• Adjunct Instructor, Education, Culture & Society

Research Summary

Research interests: Global Indigeneities; Kava; Food; Eco-Justice; Popular Culture/Music; Diaspora; Race, Gender-Sexuality and Class; Religion and Metaphysics. Theory Interests:Tāvāism; Cosmovisíon Maya; Mana/Tapu/Noa-Ngofua; Abolition; Coloniality/Decoloniality. Method Interests: Critical Indigenous Research, Ethnomusicology, Social-Cultural Anthropology, Ethnography, and Talanoa/Tzijonïk/Platica.

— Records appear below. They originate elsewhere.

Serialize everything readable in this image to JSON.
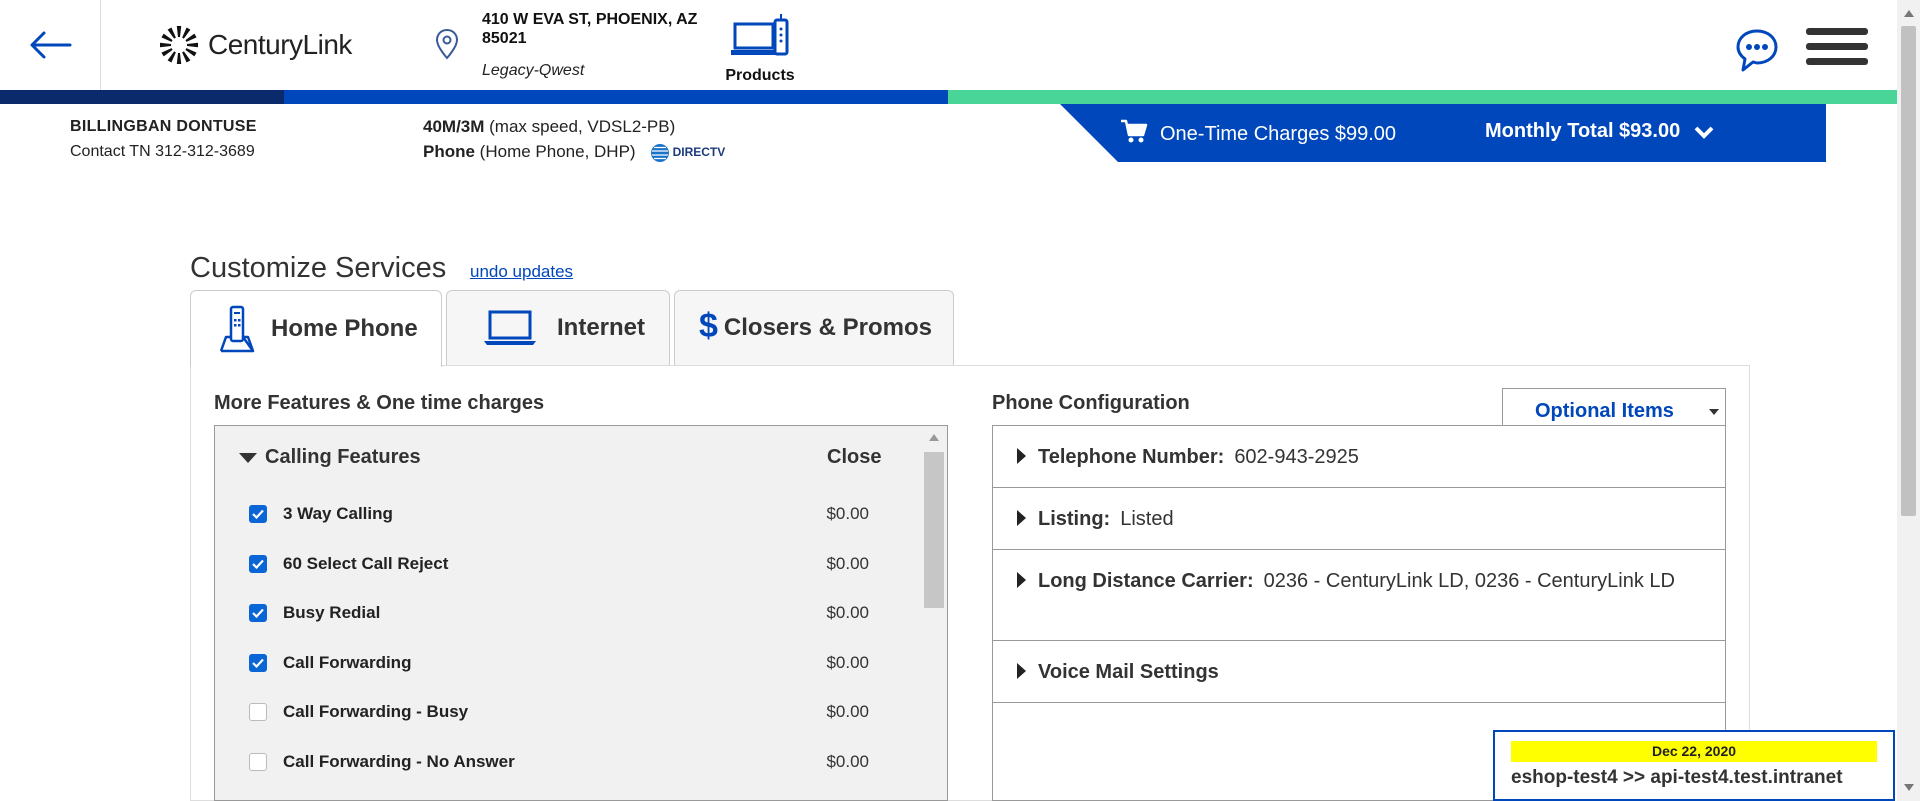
{
  "header": {
    "brand": "CenturyLink",
    "address_line": "410 W EVA ST, PHOENIX, AZ 85021",
    "address_sub": "Legacy-Qwest",
    "products_label": "Products"
  },
  "customer": {
    "name": "BILLINGBAN DONTUSE",
    "contact": "Contact TN 312-312-3689"
  },
  "services": {
    "internet_bold": "40M/3M",
    "internet_detail": " (max speed, VDSL2-PB)",
    "phone_bold": "Phone",
    "phone_detail": " (Home Phone, DHP)",
    "partner": "DIRECTV"
  },
  "totals": {
    "one_time": "One-Time Charges $99.00",
    "monthly": "Monthly Total $93.00"
  },
  "customize": {
    "title": "Customize Services",
    "undo": "undo updates",
    "tabs": [
      {
        "label": "Home Phone",
        "icon": "cordless-phone-icon"
      },
      {
        "label": "Internet",
        "icon": "laptop-icon"
      },
      {
        "label": "Closers & Promos",
        "icon": "dollar-icon"
      }
    ]
  },
  "features": {
    "section_title": "More Features & One time charges",
    "group_title": "Calling Features",
    "close_label": "Close",
    "items": [
      {
        "label": "3 Way Calling",
        "price": "$0.00",
        "checked": true
      },
      {
        "label": "60 Select Call Reject",
        "price": "$0.00",
        "checked": true
      },
      {
        "label": "Busy Redial",
        "price": "$0.00",
        "checked": true
      },
      {
        "label": "Call Forwarding",
        "price": "$0.00",
        "checked": true
      },
      {
        "label": "Call Forwarding - Busy",
        "price": "$0.00",
        "checked": false
      },
      {
        "label": "Call Forwarding - No Answer",
        "price": "$0.00",
        "checked": false
      }
    ]
  },
  "config": {
    "section_title": "Phone Configuration",
    "optional_items": "Optional Items",
    "rows": [
      {
        "label": "Telephone Number:",
        "value": "602-943-2925"
      },
      {
        "label": "Listing:",
        "value": "Listed"
      },
      {
        "label": "Long Distance Carrier:",
        "value": "0236 - CenturyLink LD, 0236 - CenturyLink LD"
      },
      {
        "label": "Voice Mail Settings",
        "value": ""
      }
    ]
  },
  "environment": {
    "date": "Dec 22, 2020",
    "host": "eshop-test4 >> api-test4.test.intranet"
  },
  "colors": {
    "brand_blue": "#0047bb",
    "navy": "#0b2a6b",
    "green": "#48d597",
    "checkbox": "#0a66d6"
  }
}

  • A.A., General Education, Salt Lake Community College
  • B.A., Anthropology, University of Utah
  • M.Ed, Education, Culture and Society, University of Utah
  • PhD, Anthropology, University of Auckland. Project: Rootz Vaka Transits: Traversing Seas of Urban Diasporic Indigeneity by Collapsing Time and Space with the Songs and Stories of the Kava Canoe


Daniel Hernandez’s pen name is Arcia Tecun, which is after his grandmothers. Tecun is Wīnak (Urban Diasporic Mayan) and descends from many peoples and has local ties to Rose Park in Soonkahni (Salt Lake Valley) and Tāmaki Makaurau (Auckland). His first teachers are his parents who are from Iximulew (Guatemala) and his life's education continues with his partner, their children, and relations with various communities across Turtle Island, Abya Yala, and Te Moana Nui a Kiwa/Wansolwara/Tåsi (Oceania, The Great Pacific Ocean). He completed his doctorate in anthropology/ethnomusicology at Waipapa Taumata Rau (University of Auckland) in Aotearoa New Zealand where he was also a tuākana mentor for young Māori and Pasifika scholars and then a professional teaching fellow from 2018-2019. He also held a lecturer appointment from the beginning of 2020 until the end of 2022, during which time he released a documentary film on contemporary and global kava communities titled 'Kava Rootz', co-edited a special issue for the IASPM journal titled 'Popular Music, Decolonization and Indigenous Studies', and released a co-edited anthology titled 'Towards a Grammar of Race in Aotearoa New Zealand'. He has published articles and chapters on several topics including education, coloniality, Indigeneity, popular music and culture, race, gender, and global Mormon studies. He is currently the cultural director for Tracy Aviary and the Nature Center at Pia Okwai (Jordan River Nature Center); an adjunct professor for the department of Education, Culture and Society; and the 2023 fall semester community practitioner in residence for the Environmental Humanities program. He is on the editorial board for the Mormon Studies Review with the University of Illinois Press, the Global Mormon Studies steering committee, and a member of the Pacific Island Scholar Award committee with the Association for Social Anthropology in Oceania. Tecun is currently working on local-global Indigenous Eco and Food Justice projects that also utilise race and gender analyses, and place-based pedagogy research with diverse communities. Tecun’s public intellectual work includes storytelling on YouTube and on his podcast channel Wai?